Rebel wrote:Don wrote: I personally believe that Komodo has the best evaluation function of any chess program in the world.
I see a new form of (fun!) competition arising at the horizon, who has the best eval?
Its basic framework:
1. Root search (1-ply) only with standard QS.
2. QS needs to be defined by mutual agreement.
3. No extensions allowed.
25,000 - 50,000 games (or so) to weed out most of the noise because the lack of search.
Details to be worked out of course.
here are just some thoughts on that:
what does mean "best" ?
here are some contents i believe a good evaluation function should include,
are essential somehow for the definition of "best",
but would not be measured in such a test frame.
* The evaluation "score" is not the only search controller.
Many evaluations may set flags to allow nullmove,lmr or whatever,
controlled by little parts (eg kingSafty) of the complete evaluation.
Such things wont be measured in that frame (one ply search).
* another point is the move ordering.
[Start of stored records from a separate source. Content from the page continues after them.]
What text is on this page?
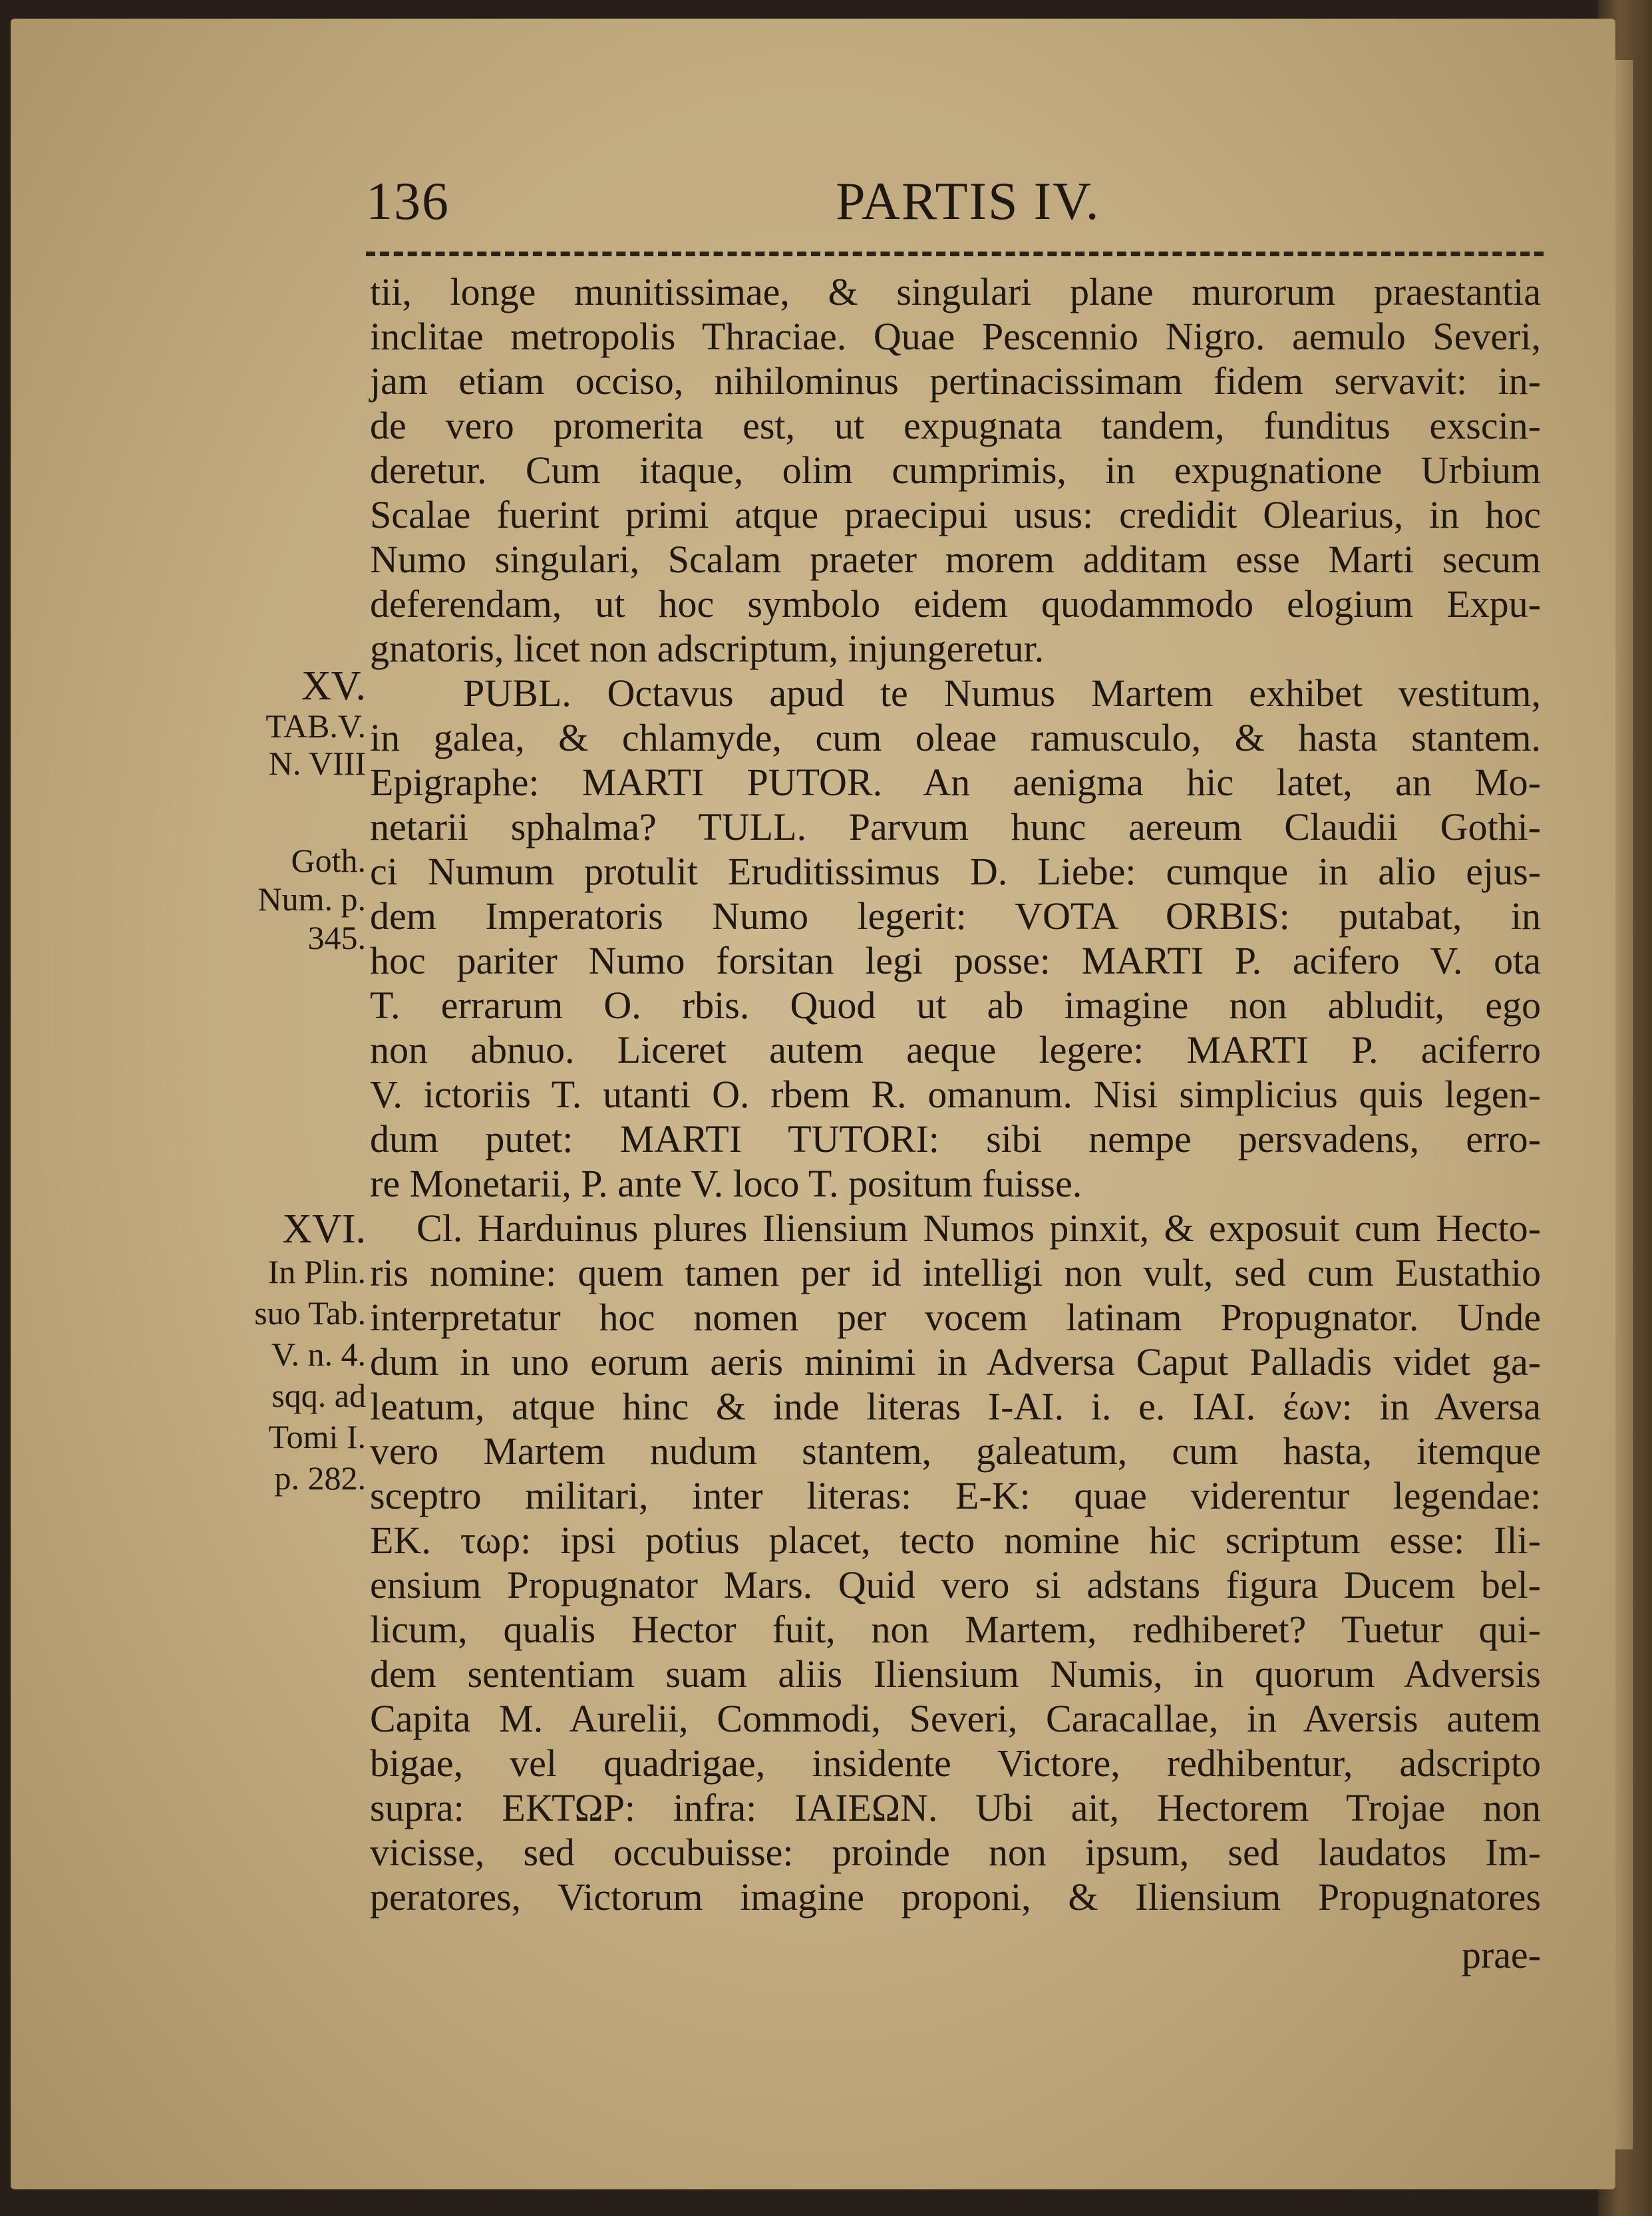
136	PARTIS IV.
tii, longe munitissimae, & singulari plane murorum praestantia
inclitae metropolis Thraciae. Quae Pescennio Nigro. aemulo Severi,
jam etiam occiso, nihilominus pertinacissimam fidem servavit: in-
de vero promerita est, ut expugnata tandem, funditus exscin-
deretur. Cum itaque, olim cumprimis, in expugnatione Urbium
Scalae fuerint primi atque praecipui usus: credidit Olearius, in hoc
Numo singulari, Scalam praeter morem additam esse Marti secum
deferendam, ut hoc symbolo eidem quodammodo elogium Expu-
gnatoris, licet non adscriptum, injungeretur.
PUBL. Octavus apud te Numus Martem exhibet vestitum,
in galea, & chlamyde, cum oleae ramusculo, & hasta stantem.
Epigraphe: MARTI PUTOR. An aenigma hic latet, an Mo-
netarii sphalma? TULL. Parvum hunc aereum Claudii Gothi-
ci Numum protulit Eruditissimus D. Liebe: cumque in alio ejus-
dem Imperatoris Numo legerit: VOTA ORBIS: putabat, in
hoc pariter Numo forsitan legi posse: MARTI P. acifero V. ota
T. errarum O. rbis. Quod ut ab imagine non abludit, ego
non abnuo. Liceret autem aeque legere: MARTI P. aciferro
V. ictoriis T. utanti O. rbem R. omanum. Nisi simplicius quis legen-
dum putet: MARTI TUTORI: sibi nempe persvadens, erro-
re Monetarii, P. ante V. loco T. positum fuisse.
Cl. Harduinus plures Iliensium Numos pinxit, & exposuit cum Hecto-
ris nomine: quem tamen per id intelligi non vult, sed cum Eustathio
interpretatur hoc nomen per vocem latinam Propugnator. Unde
dum in uno eorum aeris minimi in Adversa Caput Palladis videt ga-
leatum, atque hinc & inde literas I-AI. i. e. ΙΑΙ. έων: in Aversa
vero Martem nudum stantem, galeatum, cum hasta, itemque
sceptro militari, inter literas: E-K: quae viderentur legendae:
ΕΚ. τωρ: ipsi potius placet, tecto nomine hic scriptum esse: Ili-
ensium Propugnator Mars. Quid vero si adstans figura Ducem bel-
licum, qualis Hector fuit, non Martem, redhiberet? Tuetur qui-
dem sententiam suam aliis Iliensium Numis, in quorum Adversis
Capita M. Aurelii, Commodi, Severi, Caracallae, in Aversis autem
bigae, vel quadrigae, insidente Victore, redhibentur, adscripto
supra: ΕΚΤΩΡ: infra: ΙΑΙΕΩΝ. Ubi ait, Hectorem Trojae non
vicisse, sed occubuisse: proinde non ipsum, sed laudatos Im-
peratores, Victorum imagine proponi, & Iliensium Propugnatores
prae-
XV.
TAB.V.
N. VIII
Goth.
Num. p.
345.
XVI.
In Plin.
suo Tab.
V. n. 4.
sqq. ad
Tomi I.
p. 282.
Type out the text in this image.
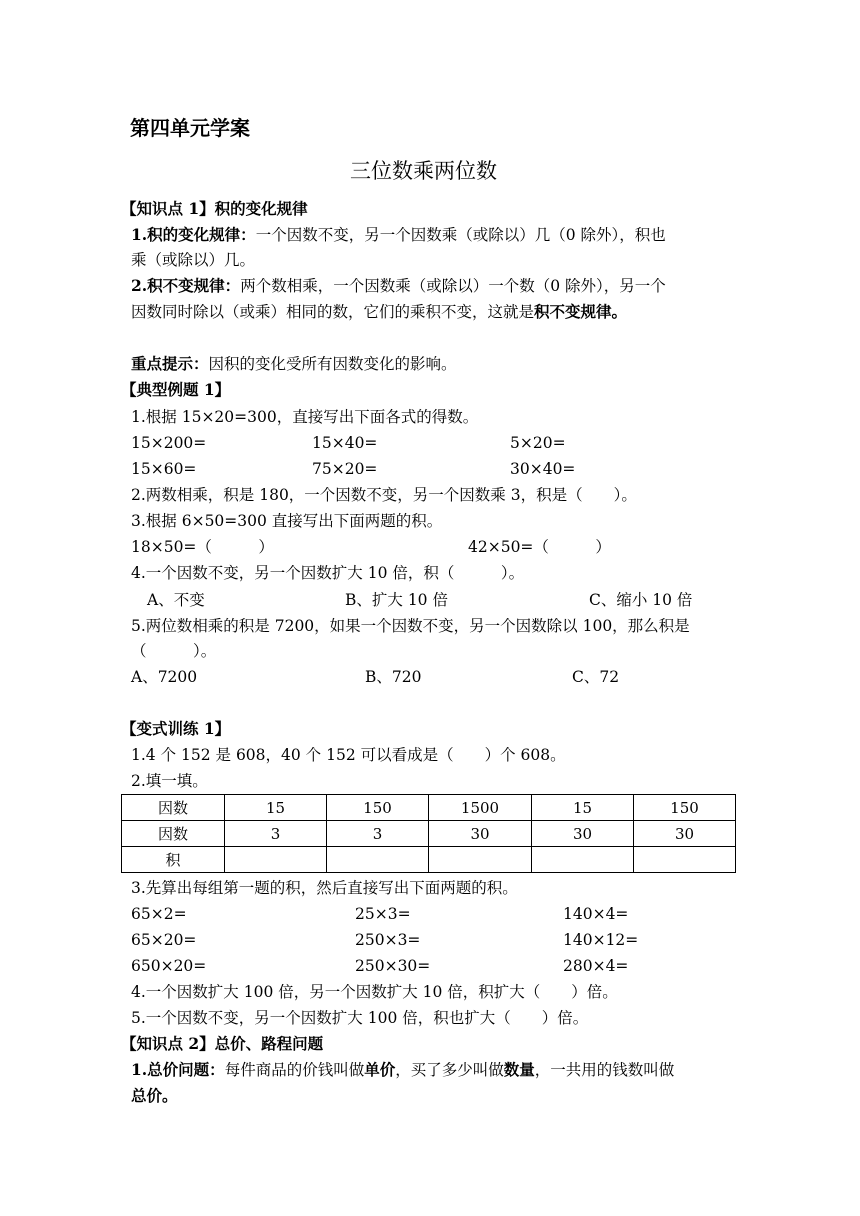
第四单元学案
三位数乘两位数
【知识点 1】积的变化规律
1.积的变化规律：一个因数不变，另一个因数乘（或除以）几（0 除外），积也
乘（或除以）几。
2.积不变规律：两个数相乘，一个因数乘（或除以）一个数（0 除外），另一个
因数同时除以（或乘）相同的数，它们的乘积不变，这就是积不变规律。
重点提示：因积的变化受所有因数变化的影响。
【典型例题 1】
1.根据 15×20=300，直接写出下面各式的得数。
15×200=	15×40=	5×20=
15×60=	75×20=	30×40=
2.两数相乘，积是 180，一个因数不变，另一个因数乘 3，积是（　　）。
3.根据 6×50=300 直接写出下面两题的积。
18×50=（　　　）	42×50=（　　　）
4.一个因数不变，另一个因数扩大 10 倍，积（　　　）。
A、不变	B、扩大 10 倍	C、缩小 10 倍
5.两位数相乘的积是 7200，如果一个因数不变，另一个因数除以 100，那么积是
（　　　）。
A、7200	B、720	C、72
【变式训练 1】
1.4 个 152 是 608，40 个 152 可以看成是（　　）个 608。
2.填一填。
因数	15	150	1500	15	150
因数	3	3	30	30	30
积					
3.先算出每组第一题的积，然后直接写出下面两题的积。
65×2=	25×3=	140×4=
65×20=	250×3=	140×12=
650×20=	250×30=	280×4=
4.一个因数扩大 100 倍，另一个因数扩大 10 倍，积扩大（　　）倍。
5.一个因数不变，另一个因数扩大 100 倍，积也扩大（　　）倍。
【知识点 2】总价、路程问题
1.总价问题：每件商品的价钱叫做单价，买了多少叫做数量，一共用的钱数叫做
总价。
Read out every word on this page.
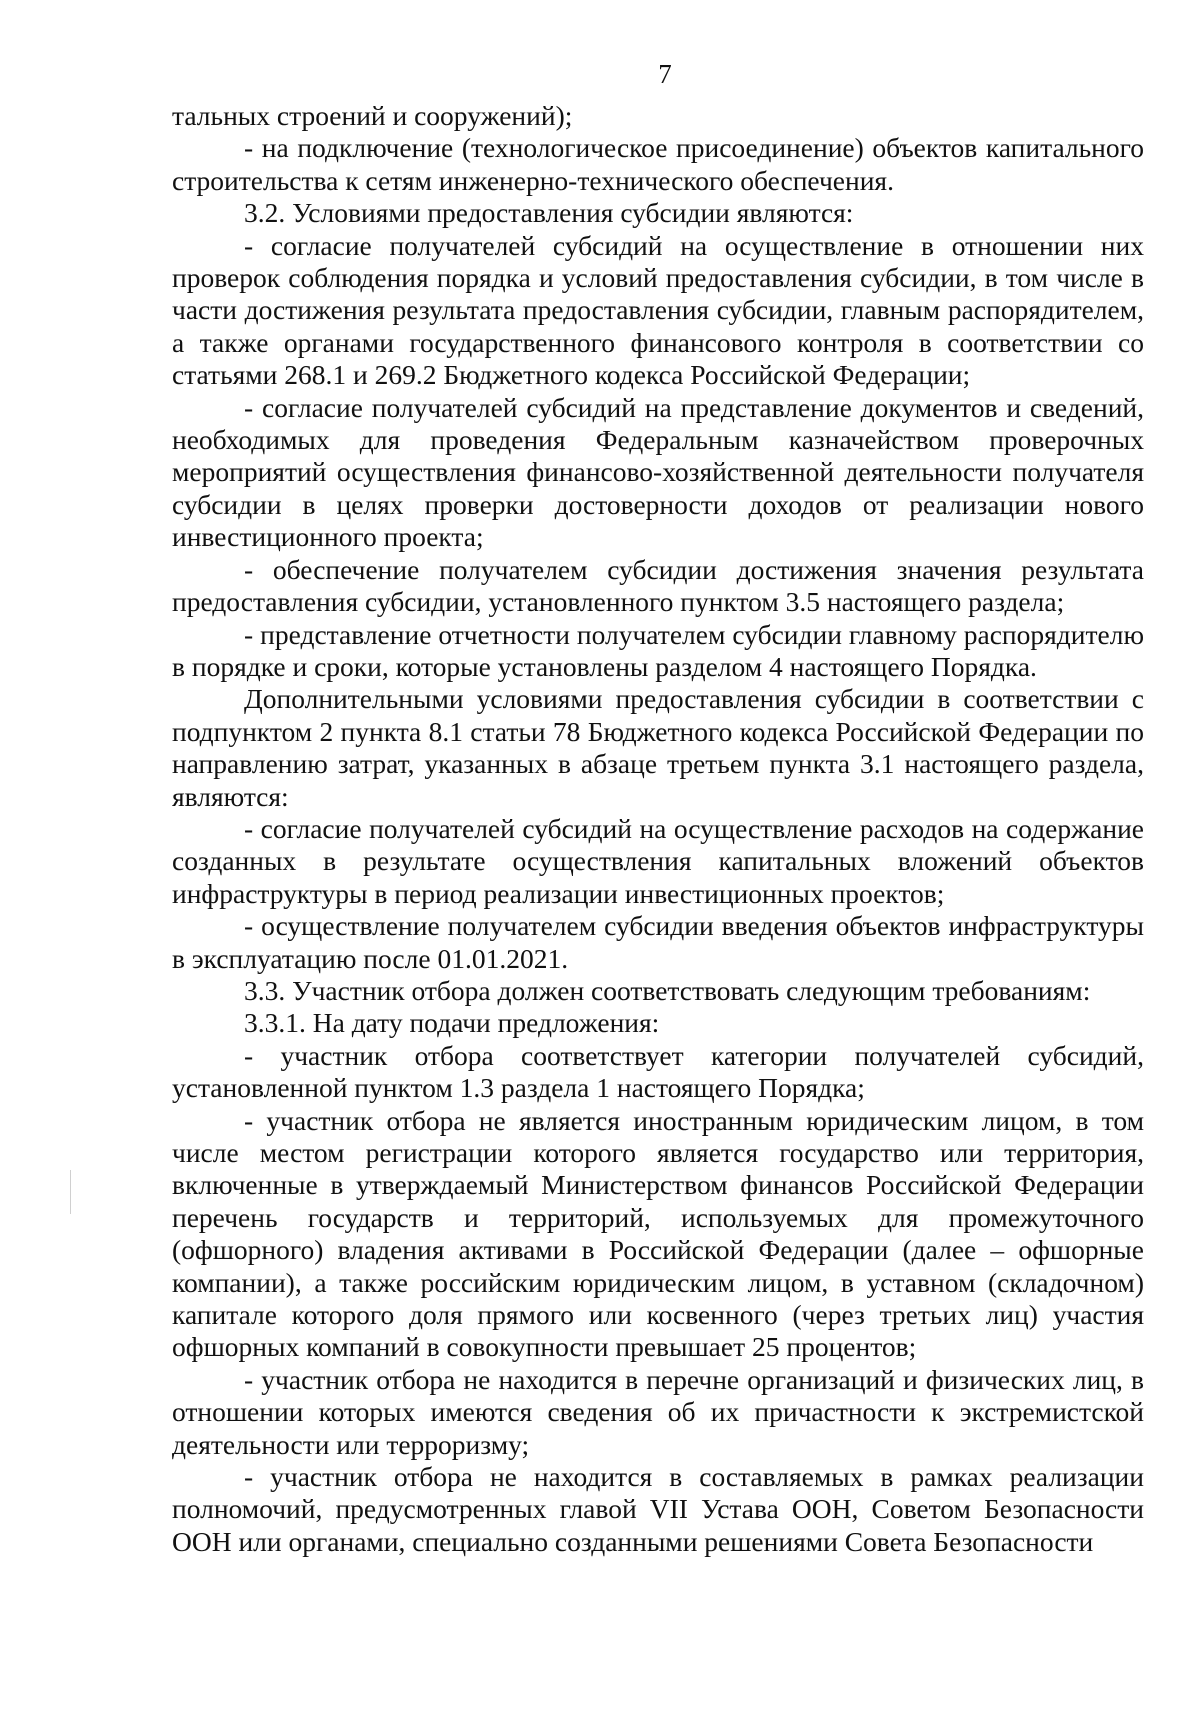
7

тальных строений и сооружений);

- на подключение (технологическое присоединение) объектов капитального строительства к сетям инженерно-технического обеспечения.

3.2. Условиями предоставления субсидии являются:

- согласие получателей субсидий на осуществление в отношении них проверок соблюдения порядка и условий предоставления субсидии, в том числе в части достижения результата предоставления субсидии, главным распорядителем, а также органами государственного финансового контроля в соответствии со статьями 268.1 и 269.2 Бюджетного кодекса Российской Федерации;

- согласие получателей субсидий на представление документов и сведений, необходимых для проведения Федеральным казначейством проверочных мероприятий осуществления финансово-хозяйственной деятельности получателя субсидии в целях проверки достоверности доходов от реализации нового инвестиционного проекта;

- обеспечение получателем субсидии достижения значения результата предоставления субсидии, установленного пунктом 3.5 настоящего раздела;

- представление отчетности получателем субсидии главному распорядителю в порядке и сроки, которые установлены разделом 4 настоящего Порядка.

Дополнительными условиями предоставления субсидии в соответствии с подпунктом 2 пункта 8.1 статьи 78 Бюджетного кодекса Российской Федерации по направлению затрат, указанных в абзаце третьем пункта 3.1 настоящего раздела, являются:

- согласие получателей субсидий на осуществление расходов на содержание созданных в результате осуществления капитальных вложений объектов инфраструктуры в период реализации инвестиционных проектов;

- осуществление получателем субсидии введения объектов инфраструктуры в эксплуатацию после 01.01.2021.

3.3. Участник отбора должен соответствовать следующим требованиям:

3.3.1. На дату подачи предложения:

- участник отбора соответствует категории получателей субсидий, установленной пунктом 1.3 раздела 1 настоящего Порядка;

- участник отбора не является иностранным юридическим лицом, в том числе местом регистрации которого является государство или территория, включенные в утверждаемый Министерством финансов Российской Федерации перечень государств и территорий, используемых для промежуточного (офшорного) владения активами в Российской Федерации (далее – офшорные компании), а также российским юридическим лицом, в уставном (складочном) капитале которого доля прямого или косвенного (через третьих лиц) участия офшорных компаний в совокупности превышает 25 процентов;

- участник отбора не находится в перечне организаций и физических лиц, в отношении которых имеются сведения об их причастности к экстремистской деятельности или терроризму;

- участник отбора не находится в составляемых в рамках реализации полномочий, предусмотренных главой VII Устава ООН, Советом Безопасности ООН или органами, специально созданными решениями Совета Безопасности
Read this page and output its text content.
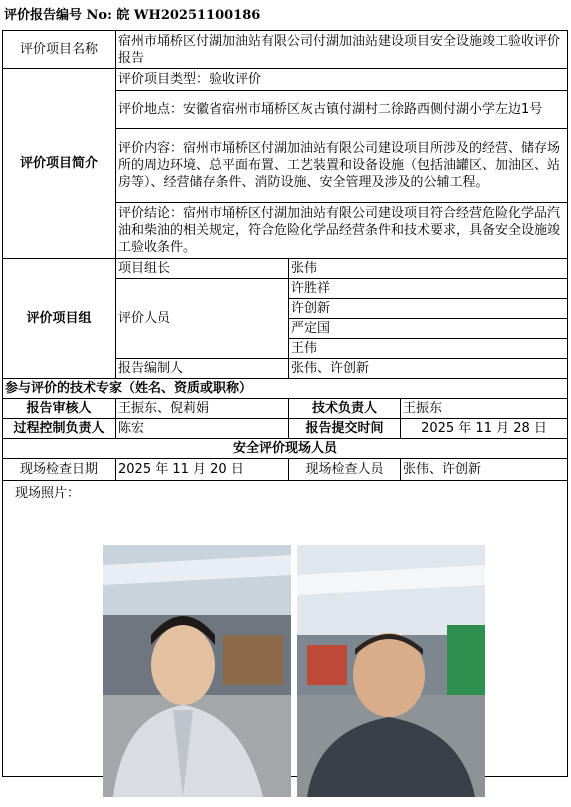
评价报告编号 No: 皖 WH20251100186
评价项目名称	宿州市埇桥区付湖加油站有限公司付湖加油站建设项目安全设施竣工验收评价报告		
评价项目简介	评价项目类型：验收评价		
	评价地点：安徽省宿州市埇桥区灰古镇付湖村二徐路西侧付湖小学左边1号		
	评价内容：宿州市埇桥区付湖加油站有限公司建设项目所涉及的经营、储存场所的周边环境、总平面布置、工艺装置和设备设施（包括油罐区、加油区、站房等）、经营储存条件、消防设施、安全管理及涉及的公辅工程。		
	评价结论：宿州市埇桥区付湖加油站有限公司建设项目符合经营危险化学品汽油和柴油的相关规定，符合危险化学品经营条件和技术要求，具备安全设施竣工验收条件。		
评价项目组	项目组长	张伟	
	评价人员	许胜祥	
		许创新	
		严定国	
		王伟	
	报告编制人	张伟、许创新	
参与评价的技术专家（姓名、资质或职称）			
报告审核人	王振东、倪莉娟	技术负责人	王振东
过程控制负责人	陈宏	报告提交时间	2025 年 11 月 28 日
安全评价现场人员			
现场检查日期	2025 年 11 月 20 日	现场检查人员	张伟、许创新
现场照片：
Ordering the moves at the root
is simply done differently than in the complete search. In a search
tree heuristics like history are effected by the evaluation of course, too.
Doesnt matter if there is direct influence or somehow indirect.
This test would fail here too.
* not to talk about the implementation of features with respect to time
costs...
* to have a common QS is by far not enough. There are many other "little"
things which have to be considered, IMO. eg: search all moves with an
open window, or use nullwindow search.
Finally, IMO the better solution would be, to have, lets say, a
common engine, with an "Interface" for the evaluation.
So, we would come closer to what the effect of the evaluation finally is.
(But again, this would not catch some of the thoughts i already
mentioned above).
*
well, the intention to know which evaluation represents the "best
chess knowledge" is only one attribute, but unfortunatelly does not
suffice to tell us sth about its real target(s).
Namely to guide the search into the right direction as fast as possible.
Or simply to transform a tree into a perfect ordered tree (as good as
possible) i am simply not sure that best chess knowledge and guiding
the search into the right direction are really congruent contents.
i really would like to see such a "fun" test, BUT to conclude which
is the "best" evaluation, will simply fail.
if all these points doesnt matter at all, i would suggest to
create a
common engine (EvalTester)
with an interface for the evaluation components.
Then you can say we are close as possible, with the only
difference produced by an evaluation score.
Just some thoughts adhoc...
Michael